Consumers are tightening their belts, says naamsa | the Automotive Business Council, ahead of the SAAW from 11-13 October 2023 at the Gallagher Convention Centre in Midrand 

 Vehicle sales have slowed down for the second time in September. 

 According to naamsa | the Automotive Business Council, new vehicle sales fell 4.1% in September to 46,021 due to various external business factors, including the higher fuel prices, ongoing challenges in transport logistics, Eskom's incapacity to meet the industry's energy demands, the volatility in commodity prices, and the intricate external environment – all of which have put pressure on the automotive industry's key performance indicators in September 2023. 

The Council said aggregate domestic new vehicle sales in September 2023, at 46,021 units, reflected a decline of 1,963 units, or a fall of 4,1%, from the 47,984 vehicles sold in September 2022. Export sales declined 5,217 units, or 12,6%, to 36,247 units in September 2023 compared to the 41,464 cars exported in September 2022. 

The September 2023 new passenger car market at 29,669 units had registered a decline of 2,723 cars, or a loss of 8,4%, compared to the 32,392 new vehicles sold in September 2022. 

 “September sales show the biggest decline in market performance year-on-year since December 2021,” says Lebo Gaoaketse, Head of Marketing and Communication at WesBank. 
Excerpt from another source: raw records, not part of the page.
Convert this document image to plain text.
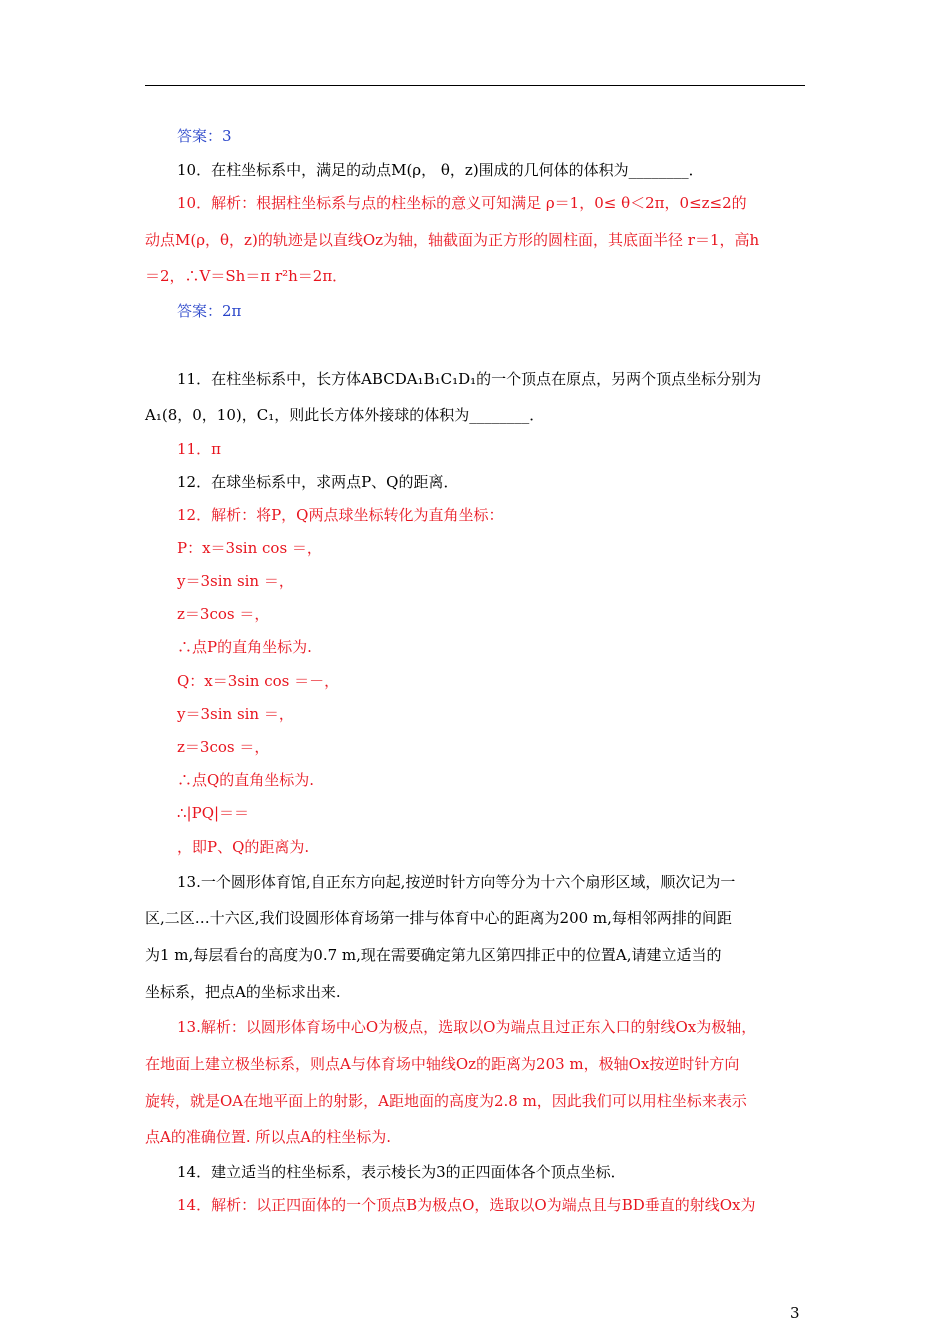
答案：3
10．在柱坐标系中，满足的动点M(ρ， θ，z)围成的几何体的体积为________．
10．解析：根据柱坐标系与点的柱坐标的意义可知满足 ρ＝1，0≤ θ＜2π，0≤z≤2的
动点M(ρ，θ，z)的轨迹是以直线Oz为轴，轴截面为正方形的圆柱面，其底面半径 r＝1，高h
＝2，∴V＝Sh＝π r²h＝2π．
答案：2π
11．在柱坐标系中，长方体ABCDA₁B₁C₁D₁的一个顶点在原点，另两个顶点坐标分别为
A₁(8，0，10)，C₁，则此长方体外接球的体积为________．
11．π
12．在球坐标系中，求两点P、Q的距离．
12．解析：将P，Q两点球坐标转化为直角坐标：
P：x＝3sin cos ＝，
y＝3sin sin ＝，
z＝3cos ＝，
∴点P的直角坐标为.
Q：x＝3sin cos ＝－，
y＝3sin sin ＝，
z＝3cos ＝，
∴点Q的直角坐标为.
∴|PQ|＝＝
，即P、Q的距离为.
13.一个圆形体育馆,自正东方向起,按逆时针方向等分为十六个扇形区域，顺次记为一
区,二区…十六区,我们设圆形体育场第一排与体育中心的距离为200 m,每相邻两排的间距
为1 m,每层看台的高度为0.7 m,现在需要确定第九区第四排正中的位置A,请建立适当的
坐标系，把点A的坐标求出来.
13.解析：以圆形体育场中心O为极点，选取以O为端点且过正东入口的射线Ox为极轴，
在地面上建立极坐标系，则点A与体育场中轴线Oz的距离为203 m，极轴Ox按逆时针方向
旋转，就是OA在地平面上的射影，A距地面的高度为2.8 m，因此我们可以用柱坐标来表示
点A的准确位置. 所以点A的柱坐标为.
14．建立适当的柱坐标系，表示棱长为3的正四面体各个顶点坐标．
14．解析：以正四面体的一个顶点B为极点O，选取以O为端点且与BD垂直的射线Ox为
3
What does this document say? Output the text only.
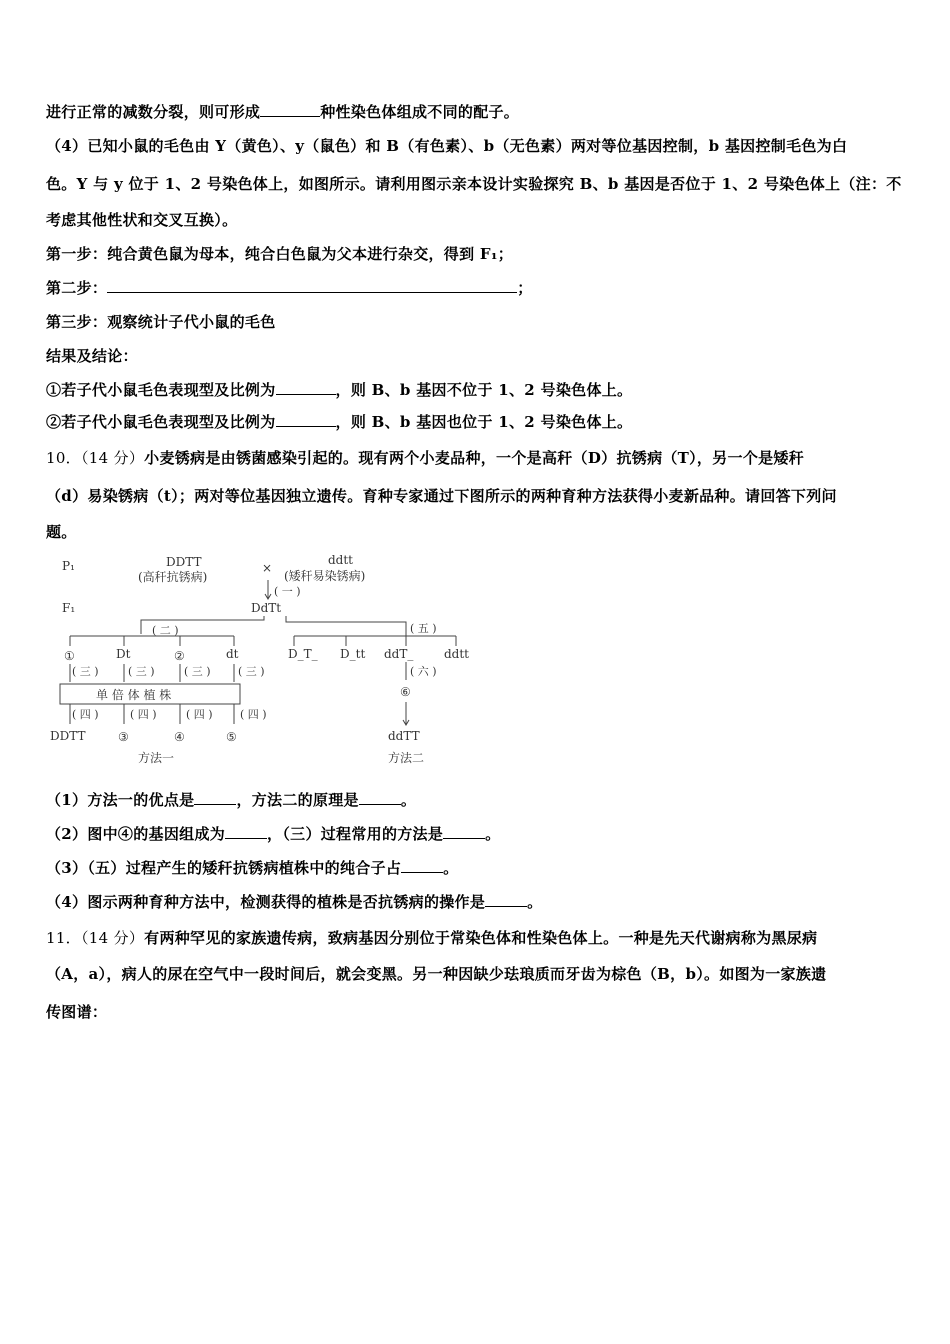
进行正常的减数分裂，则可形成	种性染色体组成不同的配子。
（4）已知小鼠的毛色由 Y（黄色）、y（鼠色）和 B（有色素）、b（无色素）两对等位基因控制，b 基因控制毛色为白
色。Y 与 y 位于 1、2 号染色体上，如图所示。请利用图示亲本设计实验探究 B、b 基因是否位于 1、2 号染色体上（注：不
考虑其他性状和交叉互换）。
第一步：纯合黄色鼠为母本，纯合白色鼠为父本进行杂交，得到 F₁；
第二步：	；
第三步：观察统计子代小鼠的毛色
结果及结论：
①若子代小鼠毛色表现型及比例为	，则 B、b 基因不位于 1、2 号染色体上。
②若子代小鼠毛色表现型及比例为	，则 B、b 基因也位于 1、2 号染色体上。
10．（14 分）小麦锈病是由锈菌感染引起的。现有两个小麦品种，一个是高秆（D）抗锈病（T），另一个是矮秆
（d）易染锈病（t）；两对等位基因独立遗传。育种专家通过下图所示的两种育种方法获得小麦新品种。请回答下列问
题。
P₁
F₁
DDTT
(高秆抗锈病)
×
ddtt
(矮秆易染锈病)
( 一 )
DdTt
( 二 )
①	Dt	②	dt
( 三 )	( 三 )	( 三 ) ( 三 )
单 倍 体 植 株
( 四 )	( 四 )	( 四 ) ( 四 )
DDTT	③	④	⑤
方法一
( 五 )
D_T_ D_tt ddT_	ddtt
( 六 )
⑥
ddTT
方法二
（1）方法一的优点是	，方法二的原理是	。
（2）图中④的基因组成为	，（三）过程常用的方法是	。
（3）（五）过程产生的矮秆抗锈病植株中的纯合子占	。
（4）图示两种育种方法中，检测获得的植株是否抗锈病的操作是	。
11．（14 分）有两种罕见的家族遗传病，致病基因分别位于常染色体和性染色体上。一种是先天代谢病称为黑尿病
（A，a），病人的尿在空气中一段时间后，就会变黑。另一种因缺少珐琅质而牙齿为棕色（B，b）。如图为一家族遗
传图谱：
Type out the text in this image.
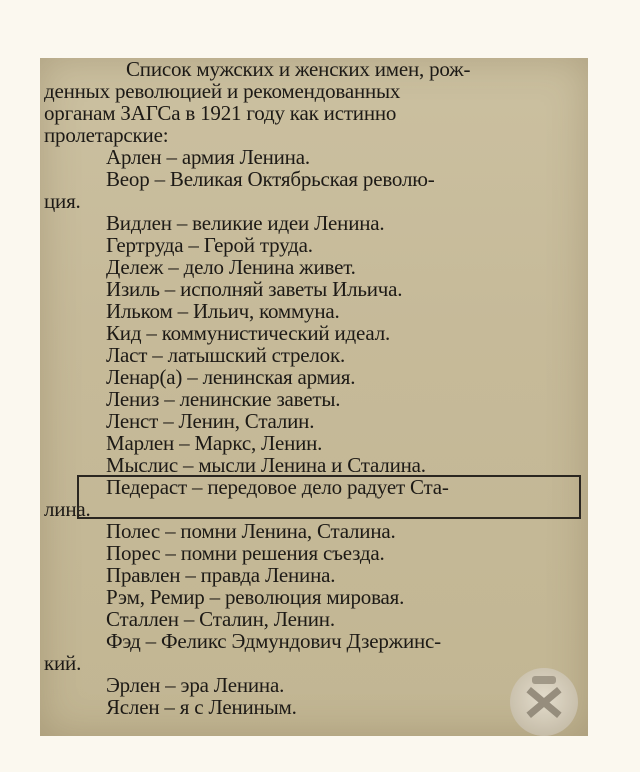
Список мужских и женских имен, рож-
денных революцией и рекомендованных
органам ЗАГСа в 1921 году как истинно
пролетарские:
Арлен – армия Ленина.
Веор – Великая Октябрьская револю-
ция.
Видлен – великие идеи Ленина.
Гертруда – Герой труда.
Дележ – дело Ленина живет.
Изиль – исполняй заветы Ильича.
Ильком – Ильич, коммуна.
Кид – коммунистический идеал.
Ласт – латышский стрелок.
Ленар(а) – ленинская армия.
Лениз – ленинские заветы.
Ленст – Ленин, Сталин.
Марлен – Маркс, Ленин.
Мыслис – мысли Ленина и Сталина.
Педераст – передовое дело радует Ста-
лина.
Полес – помни Ленина, Сталина.
Порес – помни решения съезда.
Правлен – правда Ленина.
Рэм, Ремир – революция мировая.
Сталлен – Сталин, Ленин.
Фэд – Феликс Эдмундович Дзержинс-
кий.
Эрлен – эра Ленина.
Яслен – я с Лениным.
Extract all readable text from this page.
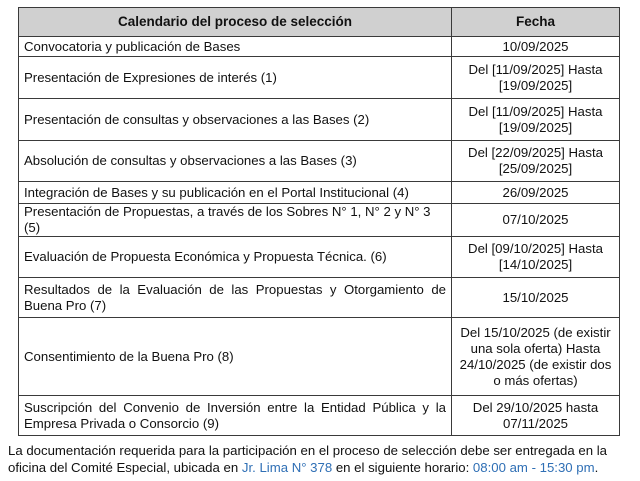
Calendario del proceso de selección	Fecha
Convocatoria y publicación de Bases	10/09/2025
Presentación de Expresiones de interés (1)	Del [11/09/2025] Hasta [19/09/2025]
Presentación de consultas y observaciones a las Bases (2)	Del [11/09/2025] Hasta [19/09/2025]
Absolución de consultas y observaciones a las Bases (3)	Del [22/09/2025] Hasta [25/09/2025]
Integración de Bases y su publicación en el Portal Institucional (4)	26/09/2025
Presentación de Propuestas, a través de los Sobres N° 1, N° 2 y N° 3 (5)	07/10/2025
Evaluación de Propuesta Económica y Propuesta Técnica. (6)	Del [09/10/2025] Hasta [14/10/2025]
Resultados de la Evaluación de las Propuestas y Otorgamiento de Buena Pro (7)	15/10/2025
Consentimiento de la Buena Pro (8)	Del 15/10/2025 (de existir una sola oferta) Hasta 24/10/2025 (de existir dos o más ofertas)
Suscripción del Convenio de Inversión entre la Entidad Pública y la Empresa Privada o Consorcio (9)	Del 29/10/2025 hasta 07/11/2025

La documentación requerida para la participación en el proceso de selección debe ser entregada en la oficina del Comité Especial, ubicada en Jr. Lima N° 378 en el siguiente horario: 08:00 am - 15:30 pm.
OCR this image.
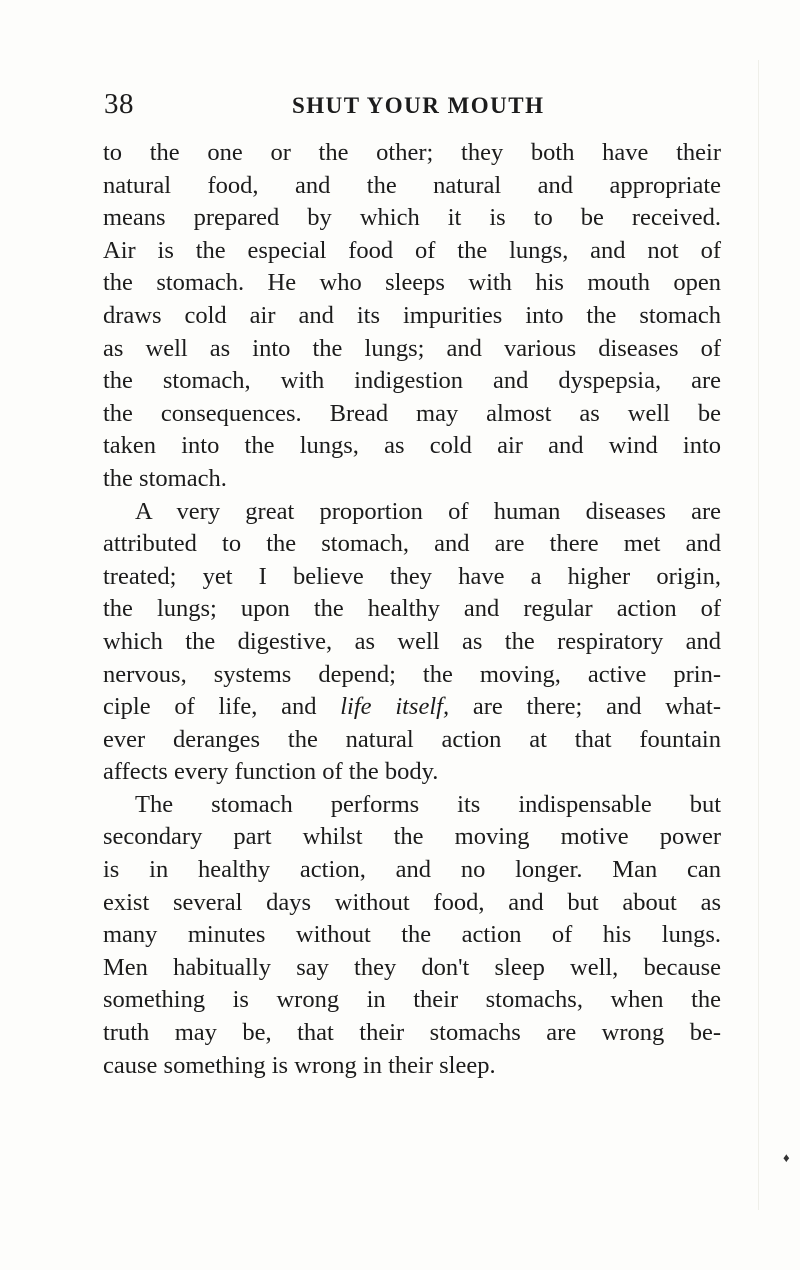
38	SHUT YOUR MOUTH
to the one or the other; they both have their
natural food, and the natural and appropriate
means prepared by which it is to be received.
Air is the especial food of the lungs, and not of
the stomach. He who sleeps with his mouth open
draws cold air and its impurities into the stomach
as well as into the lungs; and various diseases of
the stomach, with indigestion and dyspepsia, are
the consequences. Bread may almost as well be
taken into the lungs, as cold air and wind into
the stomach.
A very great proportion of human diseases are
attributed to the stomach, and are there met and
treated; yet I believe they have a higher origin,
the lungs; upon the healthy and regular action of
which the digestive, as well as the respiratory and
nervous, systems depend; the moving, active prin-
ciple of life, and life itself, are there; and what-
ever deranges the natural action at that fountain
affects every function of the body.
The stomach performs its indispensable but
secondary part whilst the moving motive power
is in healthy action, and no longer. Man can
exist several days without food, and but about as
many minutes without the action of his lungs.
Men habitually say they don't sleep well, because
something is wrong in their stomachs, when the
truth may be, that their stomachs are wrong be-
cause something is wrong in their sleep.
♦
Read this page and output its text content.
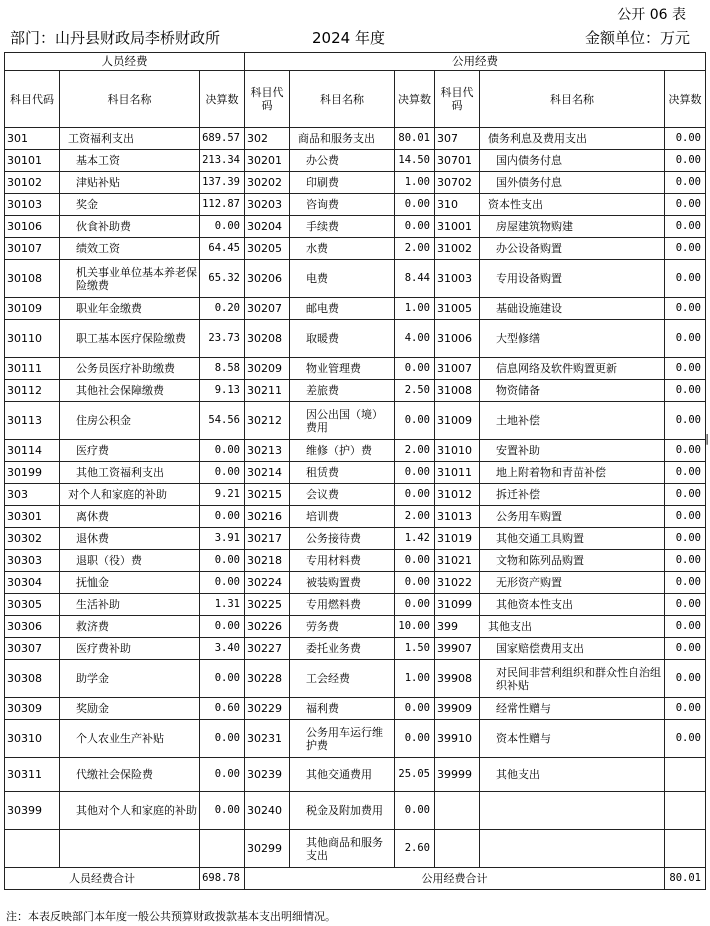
公开 06 表
部门：山丹县财政局李桥财政所	2024 年度	金额单位：万元
人员经费			公用经费					
科目代码	科目名称	决算数	科目代码	科目名称	决算数	科目代码	科目名称	决算数
301	工资福利支出	689.57	302	商品和服务支出	80.01	307	债务利息及费用支出	0.00
30101	基本工资	213.34	30201	办公费	14.50	30701	国内债务付息	0.00
30102	津贴补贴	137.39	30202	印刷费	1.00	30702	国外债务付息	0.00
30103	奖金	112.87	30203	咨询费	0.00	310	资本性支出	0.00
30106	伙食补助费	0.00	30204	手续费	0.00	31001	房屋建筑物购建	0.00
30107	绩效工资	64.45	30205	水费	2.00	31002	办公设备购置	0.00
30108	机关事业单位基本养老保险缴费	65.32	30206	电费	8.44	31003	专用设备购置	0.00
30109	职业年金缴费	0.20	30207	邮电费	1.00	31005	基础设施建设	0.00
30110	职工基本医疗保险缴费	23.73	30208	取暖费	4.00	31006	大型修缮	0.00
30111	公务员医疗补助缴费	8.58	30209	物业管理费	0.00	31007	信息网络及软件购置更新	0.00
30112	其他社会保障缴费	9.13	30211	差旅费	2.50	31008	物资储备	0.00
30113	住房公积金	54.56	30212	因公出国（境）费用	0.00	31009	土地补偿	0.00
30114	医疗费	0.00	30213	维修（护）费	2.00	31010	安置补助	0.00
30199	其他工资福利支出	0.00	30214	租赁费	0.00	31011	地上附着物和青苗补偿	0.00
303	对个人和家庭的补助	9.21	30215	会议费	0.00	31012	拆迁补偿	0.00
30301	离休费	0.00	30216	培训费	2.00	31013	公务用车购置	0.00
30302	退休费	3.91	30217	公务接待费	1.42	31019	其他交通工具购置	0.00
30303	退职（役）费	0.00	30218	专用材料费	0.00	31021	文物和陈列品购置	0.00
30304	抚恤金	0.00	30224	被装购置费	0.00	31022	无形资产购置	0.00
30305	生活补助	1.31	30225	专用燃料费	0.00	31099	其他资本性支出	0.00
30306	救济费	0.00	30226	劳务费	10.00	399	其他支出	0.00
30307	医疗费补助	3.40	30227	委托业务费	1.50	39907	国家赔偿费用支出	0.00
30308	助学金	0.00	30228	工会经费	1.00	39908	对民间非营利组织和群众性自治组织补贴	0.00
30309	奖励金	0.60	30229	福利费	0.00	39909	经常性赠与	0.00
30310	个人农业生产补贴	0.00	30231	公务用车运行维护费	0.00	39910	资本性赠与	0.00
30311	代缴社会保险费	0.00	30239	其他交通费用	25.05	39999	其他支出	
30399	其他对个人和家庭的补助	0.00	30240	税金及附加费用	0.00			
			30299	其他商品和服务支出	2.60			
人员经费合计		698.78	公用经费合计					80.01
注：本表反映部门本年度一般公共预算财政拨款基本支出明细情况。
|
 “However, comparisons remain theoretical given the market’s prolonged recovery from the pandemic, and a broader context and assessment is necessary for a more realistic view of activity and sentiment.”

 WesBank said August’s performance showed the first potential signs of strain amidst numerous economic headwinds. That month’s sales had declined 3.1% year-on-year, one of the industry's first signs of stress since the pandemic.

 “The fact that there are now two consecutive months of strain, September seemingly bigger than August, provides some measure of concern for new vehicle sales,” says Gaoaketse. “But the signs of the trend are concerning, not the outright numbers.”